Route 66 - Couple of tourists walking on the famous highway

Highway 101, Oregon

This approximately 400-mile road weaves you down Oregon’s jagged coast, with sweeping views into the Pacific on one side and farmlands and forests on the other.

While highway 101 runs all the way down to San Diego, what sets the Oregon segment apart is the fact that (unlike the other states) the entire shoreline is state-owned, meaning that the public can park and set off to explore where they like.

If you are in the area, keep in mind that there are many epic drives to be had in the Pacific Northwest, all offering something different and stunning.

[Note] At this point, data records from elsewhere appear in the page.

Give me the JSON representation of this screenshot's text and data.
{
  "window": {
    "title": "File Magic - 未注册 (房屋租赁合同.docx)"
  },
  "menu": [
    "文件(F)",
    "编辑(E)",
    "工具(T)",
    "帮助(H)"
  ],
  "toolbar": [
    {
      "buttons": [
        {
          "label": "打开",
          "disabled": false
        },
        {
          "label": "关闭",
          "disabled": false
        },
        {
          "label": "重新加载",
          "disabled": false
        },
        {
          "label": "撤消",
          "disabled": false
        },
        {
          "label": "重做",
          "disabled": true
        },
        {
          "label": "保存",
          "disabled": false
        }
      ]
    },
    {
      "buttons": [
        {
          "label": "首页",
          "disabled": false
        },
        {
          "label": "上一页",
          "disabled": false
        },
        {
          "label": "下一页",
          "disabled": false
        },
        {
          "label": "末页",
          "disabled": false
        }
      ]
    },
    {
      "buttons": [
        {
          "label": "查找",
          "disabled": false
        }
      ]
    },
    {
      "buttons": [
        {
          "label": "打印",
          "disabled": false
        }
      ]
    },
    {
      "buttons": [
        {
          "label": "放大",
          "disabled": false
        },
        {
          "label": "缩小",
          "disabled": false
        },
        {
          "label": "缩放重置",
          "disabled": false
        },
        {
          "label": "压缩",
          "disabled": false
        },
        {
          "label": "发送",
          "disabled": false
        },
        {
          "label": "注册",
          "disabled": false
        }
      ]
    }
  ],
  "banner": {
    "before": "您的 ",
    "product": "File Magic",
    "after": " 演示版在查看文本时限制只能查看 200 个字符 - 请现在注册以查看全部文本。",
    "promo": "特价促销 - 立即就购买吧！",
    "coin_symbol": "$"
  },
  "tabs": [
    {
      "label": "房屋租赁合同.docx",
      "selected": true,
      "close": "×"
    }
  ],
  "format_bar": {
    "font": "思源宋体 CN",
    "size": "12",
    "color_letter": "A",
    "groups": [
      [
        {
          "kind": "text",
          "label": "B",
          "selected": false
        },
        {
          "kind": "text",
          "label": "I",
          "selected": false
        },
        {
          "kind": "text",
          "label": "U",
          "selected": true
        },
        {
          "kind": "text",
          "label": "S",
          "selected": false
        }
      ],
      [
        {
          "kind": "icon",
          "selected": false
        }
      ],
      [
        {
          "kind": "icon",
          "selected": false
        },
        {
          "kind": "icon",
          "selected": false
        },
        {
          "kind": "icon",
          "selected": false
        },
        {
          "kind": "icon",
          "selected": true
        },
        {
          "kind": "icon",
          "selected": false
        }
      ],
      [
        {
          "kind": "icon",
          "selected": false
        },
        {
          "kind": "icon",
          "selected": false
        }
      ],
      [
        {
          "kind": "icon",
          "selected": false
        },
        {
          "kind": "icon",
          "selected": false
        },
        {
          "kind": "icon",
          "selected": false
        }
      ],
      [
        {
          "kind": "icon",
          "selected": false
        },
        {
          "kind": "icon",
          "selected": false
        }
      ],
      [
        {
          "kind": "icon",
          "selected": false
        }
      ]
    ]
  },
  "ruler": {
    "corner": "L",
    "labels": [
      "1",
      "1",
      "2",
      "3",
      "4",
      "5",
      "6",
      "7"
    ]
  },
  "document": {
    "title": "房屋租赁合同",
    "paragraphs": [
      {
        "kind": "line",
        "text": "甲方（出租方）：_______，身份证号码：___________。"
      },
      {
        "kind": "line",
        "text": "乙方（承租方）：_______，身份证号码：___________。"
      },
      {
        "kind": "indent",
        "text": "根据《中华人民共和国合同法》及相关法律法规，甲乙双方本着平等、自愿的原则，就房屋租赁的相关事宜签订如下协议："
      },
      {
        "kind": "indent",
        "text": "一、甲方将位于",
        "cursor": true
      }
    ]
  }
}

Oregon Coast Highway near Cannon Beach Oregon, USA

Going-to-the-Sun Road, Montana

Here’s a road tip that you can easily do in a day, although adding on to it in both directions would definitely be worth it.

Spanning only about 50 miles, Going-to-the-Sun winds drivers past Glacier National Park and through America’s Continental Divide.

Keep in mind this is not a year-round drive, and the winter weather makes this impassable and therefore closed.

It’s important to check all the official information if you are interested in making this trip, as the conditions can be unpredictable at times.

A view from Going to the Sun Road at Glacier National Park

U.S. Route 50, Nevada

There’s a reason Life magazine named this stretch of road “the lowest road in America”, and anyone who travels it can see why.

While the actual Route 50 runs California to Maryland and is a major highway connecting the country, it’s the Nevada stretch where drivers find themselves surrounded by nothing but open sky, mountains, and never-ending sand.

This path might feel lonely, but travelers here are following the well-trodden path of those who relied on this route before them.

American Indians, Gold Miners, and the Pony Express all helped to leave their mark here, and while driving, look out for the many signs with historical information.

Highway 50 in Nevada, The loneliest road in America, USA

Great River Road, Minnesota to Mississippi

As one of America’s longest and most important scenic byways, the Great River Road will lead the driver along the Mississippi River, through 10 states, and across nearly 3,000 miles.

This road trip can be a long one if you are stopping and enjoying the famed places along the way. Many make the trip somewhere between 4 – 10 days.

This route is well marked with many signs easily identifying the way. Just look for the white sign with the green pilot’s wheel.

Some highlights include the Mississippi River Gorge in Minneapolis and The Buffalo Bill Museum in Iowa, although there are almost too many great places to see to list.